Oddly enough, though, it may be the shenanigans of an Obama-backing former basketball player (and, as it were, the owner of several pro sports franchises) that may, if not derail the entire Obama presidency, at the very least give the opposition a legitimate salvo to fire for the 2010 election cycle.
The WASHINGTON EXAMINER (more on them in a bit) is covering a story about Gerald Walpin, an inspector general who was fired as he investigated the possible misuse of roughly $750,000 in federal grant money. And the key figure in said misuse? One Kevin Johnson, yes, that Kevin Johnson, now the mayor of Sacramento.
Walpin’s investigation also sparked conflict with the acting U.S. attorney in Sacramento amid fears that the probe — which could have resulted in Johnson being barred from ever winning another federal grant — might stand in the way of the city receiving its part of billions of dollars in federal stimulus money. After weeks of standoff, Walpin, whose position as inspector general is supposed to be protected from influence by political appointees and the White House, was fired.

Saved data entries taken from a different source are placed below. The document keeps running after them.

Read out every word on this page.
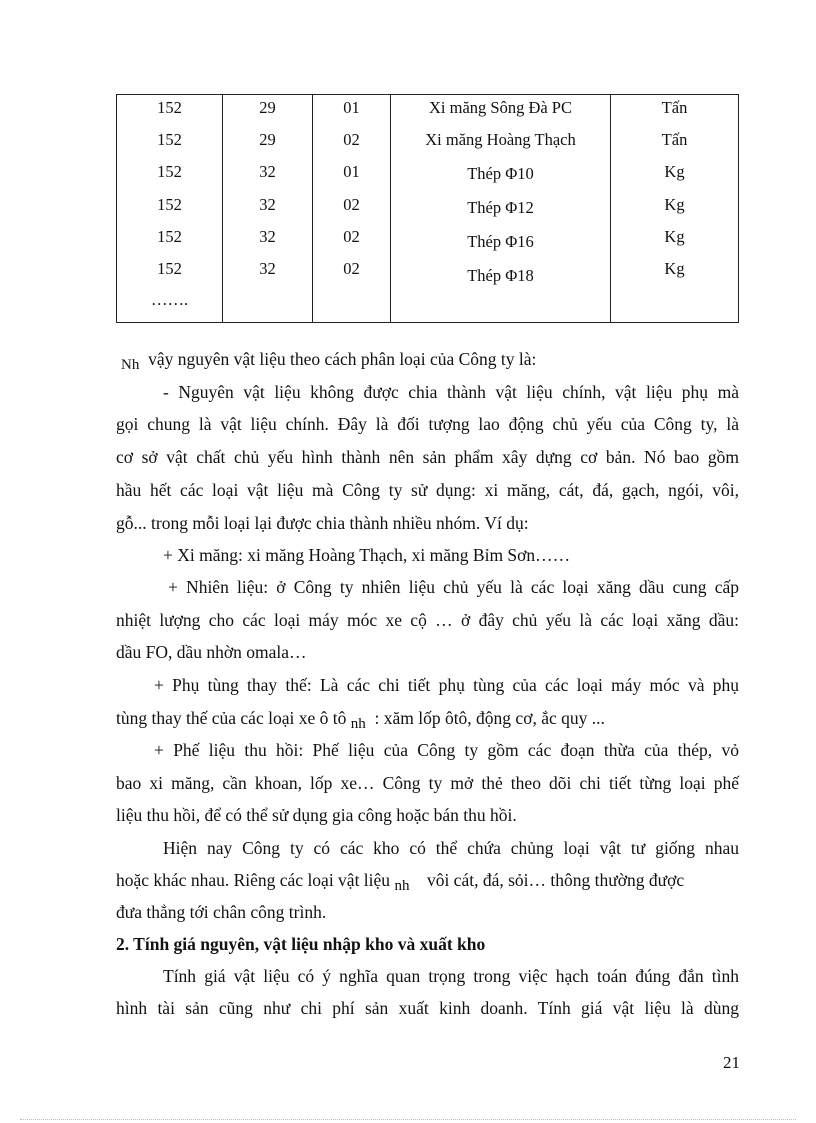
152
152
152
152
152
152
…….
29
29
32
32
32
32
01
02
01
02
02
02
Xi măng Sông Đà PC
Xi măng Hoàng Thạch
Thép Φ10
Thép Φ12
Thép Φ16
Thép Φ18
Tấn
Tấn
Kg
Kg
Kg
Kg
Nh vậy nguyên vật liệu theo cách phân loại của Công ty là:
- Nguyên vật liệu không được chia thành vật liệu chính, vật liệu phụ mà
gọi chung là vật liệu chính. Đây là đối tượng lao động chủ yếu của Công ty, là
cơ sở vật chất chủ yếu hình thành nên sản phẩm xây dựng cơ bản. Nó bao gồm
hầu hết các loại vật liệu mà Công ty sử dụng: xi măng, cát, đá, gạch, ngói, vôi,
gỗ... trong mỗi loại lại được chia thành nhiều nhóm. Ví dụ:
+ Xi măng: xi măng Hoàng Thạch, xi măng Bỉm Sơn……
+ Nhiên liệu: ở Công ty nhiên liệu chủ yếu là các loại xăng dầu cung cấp
nhiệt lượng cho các loại máy móc xe cộ … ở đây chủ yếu là các loại xăng dầu:
dầu FO, dầu nhờn omala…
+ Phụ tùng thay thế: Là các chi tiết phụ tùng của các loại máy móc và phụ
tùng thay thế của các loại xe ô tô nh : xăm lốp ôtô, động cơ, ắc quy ...
+ Phế liệu thu hồi: Phế liệu của Công ty gồm các đoạn thừa của thép, vỏ
bao xi măng, cần khoan, lốp xe… Công ty mở thẻ theo dõi chi tiết từng loại phế
liệu thu hồi, để có thể sử dụng gia công hoặc bán thu hồi.
Hiện nay Công ty có các kho có thể chứa chủng loại vật tư giống nhau
hoặc khác nhau. Riêng các loại vật liệu nh vôi cát, đá, sỏi… thông thường được
đưa thẳng tới chân công trình.
2. Tính giá nguyên, vật liệu nhập kho và xuất kho
Tính giá vật liệu có ý nghĩa quan trọng trong việc hạch toán đúng đắn tình
hình tài sản cũng như chi phí sản xuất kinh doanh. Tính giá vật liệu là dùng
21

Walpin learned his fate Wednesday night. He was driving to an event in upstate New York when he received a call from Norman Eisen, the Special Counsel to the President for Ethics and Government Reform. “He said, ‘Mr. Walpin, the president wants me to tell you that he really appreciates your service, but it’s time to move on,’” Walpin recalls. “Eisen said, ‘You can either resign, or I’ll tell you that we’ll have to terminate you.’”
The article is long, long, lawwwwng, but worth a read nonetheless - with a significant caveat. The Examiner is owned by Philip Anschutz, a prominent backer of right-wing causes and the recent new owner of the far-right WEEKLY STANDARD. To say he’s got a stake in taking down Obama is an understatement, and that bias is played out among the rest of the available articles.
Anschutz, incidentally, also owns the Anschutz Entertainment Group, which either owns or has stakes in such franchises as the Los Angeles Kings, the LA Galaxy, the Los Angeles Lakers, the Houston Dynamo, and a host of European franchises. There’s no direct evidence to suggest that his ownership of those teams in any way affects his coverage of Johnson, a former Phoenix Sun and mayor of the home of the Sacramento Kings.
All that said, there’s nothing inherently objectionable in this article itself. It just seems downright bizarre that a White House would risk severe political and ethical embarrassment over what is, in their terms, a piddling amount of money and consequence. Without hearing their side of the story, it not only doesn’t look good, it doesn’t even look plausible.